Case history #1
A 65-year-old male smoker with hypertension, dyslipidemia, and diabetes mellitus presents with chest pain. ECG changes suggest an acute myocardial infarction. He is taken for an emergent coronary angiogram. Three days later, he is noticed to have developed an elevated serum creatinine, oliguria, and hyperkalemia.
Case history #2
A 35-year-old man with a history of congenital valvular heart disease undergoes a dental procedure without appropriate antibiotic prophylaxis. Several weeks later, he presents with fever and respiratory distress. He is intubated, and Streptococcus viridans is isolated in all blood cultures drawn at the time of admission. Echocardiography demonstrates a mitral valve vegetation. Laboratory tests reveal a rising serum creatinine and urine output decline. Urine analysis reveals more than 20 white blood cells per high power field, more than 20 red blood cells per high power field, and red cell casts. Urine culture is negative. Renal ultrasound is unremarkable. Serum erythrocyte sedimentation rate is elevated.
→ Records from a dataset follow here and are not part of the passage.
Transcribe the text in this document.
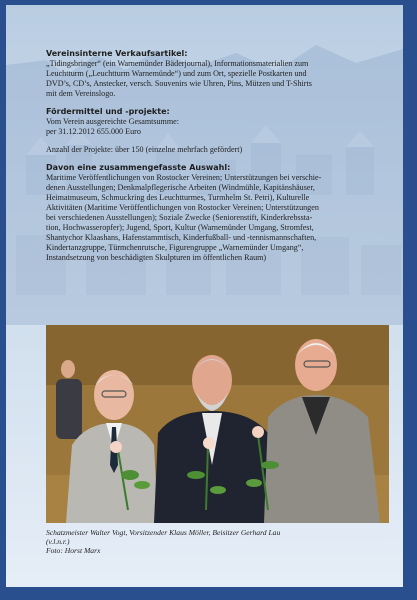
Vereinsinterne Verkaufsartikel:

„Tidingsbringer“ (ein Warnemünder Bäderjournal), Informationsmaterialien zum

Leuchtturm („Leuchtturm Warnemünde“) und zum Ort, spezielle Postkarten und

DVD’s, CD’s, Anstecker, versch. Souvenirs wie Uhren, Pins, Mützen und T-Shirts

mit dem Vereinslogo.

Fördermittel und -projekte:

Vom Verein ausgereichte Gesamtsumme:

per 31.12.2012 655.000 Euro

Anzahl der Projekte: über 150 (einzelne mehrfach gefördert)

Davon eine zusammengefasste Auswahl:

Maritime Veröffentlichungen von Rostocker Vereinen; Unterstützungen bei verschie-

denen Ausstellungen; Denkmalpflegerische Arbeiten (Windmühle, Kapitänshäuser,

Heimatmuseum, Schmuckring des Leuchtturmes, Turmhelm St. Petri), Kulturelle

Aktivitäten (Maritime Veröffentlichungen von Rostocker Vereinen; Unterstützungen

bei verschiedenen Ausstellungen); Soziale Zwecke (Seniorenstift, Kinderkrebssta-

tion, Hochwasseropfer); Jugend, Sport, Kultur (Warnemünder Umgang, Stromfest,

Shantychor Klaashans, Hafenstammtisch, Kinderfußball- und -tennismannschaften,

Kindertanzgruppe, Türmchenrutsche, Figurengruppe „Warnemünder Umgang“,

Instandsetzung von beschädigten Skulpturen im öffentlichen Raum)

Schatzmeister Walter Vogt, Vorsitzender Klaus Möller, Beisitzer Gerhard Lau

(v.l.n.r.)

Foto: Horst Marx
AKI may develop in the setting of normal urine output and an otherwise asymptomatic patient. Associated laboratory abnormalities including elevated serum creatinine (or cystatin C) and blood urea nitrogen, hyperkalemia, and anion gap or non-gap metabolic acidosis may be all that are seen. Symptoms such as arthralgias, myalgias, or rash may be seen in patients with vasculitis or glomerulonephritis.
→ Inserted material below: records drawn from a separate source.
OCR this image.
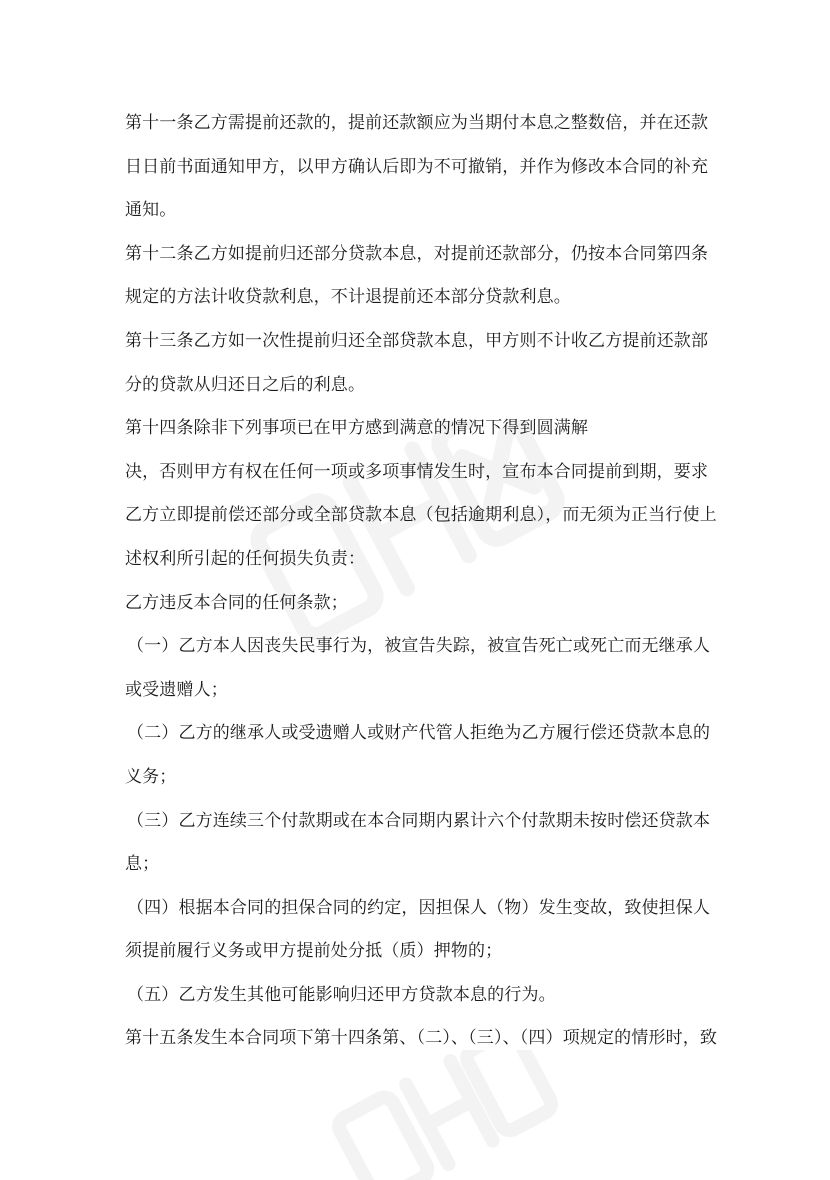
第十一条乙方需提前还款的，提前还款额应为当期付本息之整数倍，并在还款
日日前书面通知甲方，以甲方确认后即为不可撤销，并作为修改本合同的补充
通知。
第十二条乙方如提前归还部分贷款本息，对提前还款部分，仍按本合同第四条
规定的方法计收贷款利息，不计退提前还本部分贷款利息。
第十三条乙方如一次性提前归还全部贷款本息，甲方则不计收乙方提前还款部
分的贷款从归还日之后的利息。
第十四条除非下列事项已在甲方感到满意的情况下得到圆满解
决，否则甲方有权在任何一项或多项事情发生时，宣布本合同提前到期，要求
乙方立即提前偿还部分或全部贷款本息（包括逾期利息），而无须为正当行使上
述权利所引起的任何损失负责：
乙方违反本合同的任何条款；
（一）乙方本人因丧失民事行为，被宣告失踪，被宣告死亡或死亡而无继承人
或受遗赠人；
（二）乙方的继承人或受遗赠人或财产代管人拒绝为乙方履行偿还贷款本息的
义务；
（三）乙方连续三个付款期或在本合同期内累计六个付款期未按时偿还贷款本
息；
（四）根据本合同的担保合同的约定，因担保人（物）发生变故，致使担保人
须提前履行义务或甲方提前处分抵（质）押物的；
（五）乙方发生其他可能影响归还甲方贷款本息的行为。
第十五条发生本合同项下第十四条第、（二）、（三）、（四）项规定的情形时，致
AKI following vascular catheterization or systemic anticoagulation may result from atheroembolic injury. Abdominal masses or an enlarged bladder, found on exam or by imaging, may be found in otherwise asymptomatic individuals with obstructive nephropathy and renal failure. AKI with allergy symptoms (fever, rash, arthralgia), hematuria, and sterile pyuria may suggest interstitial nephritis.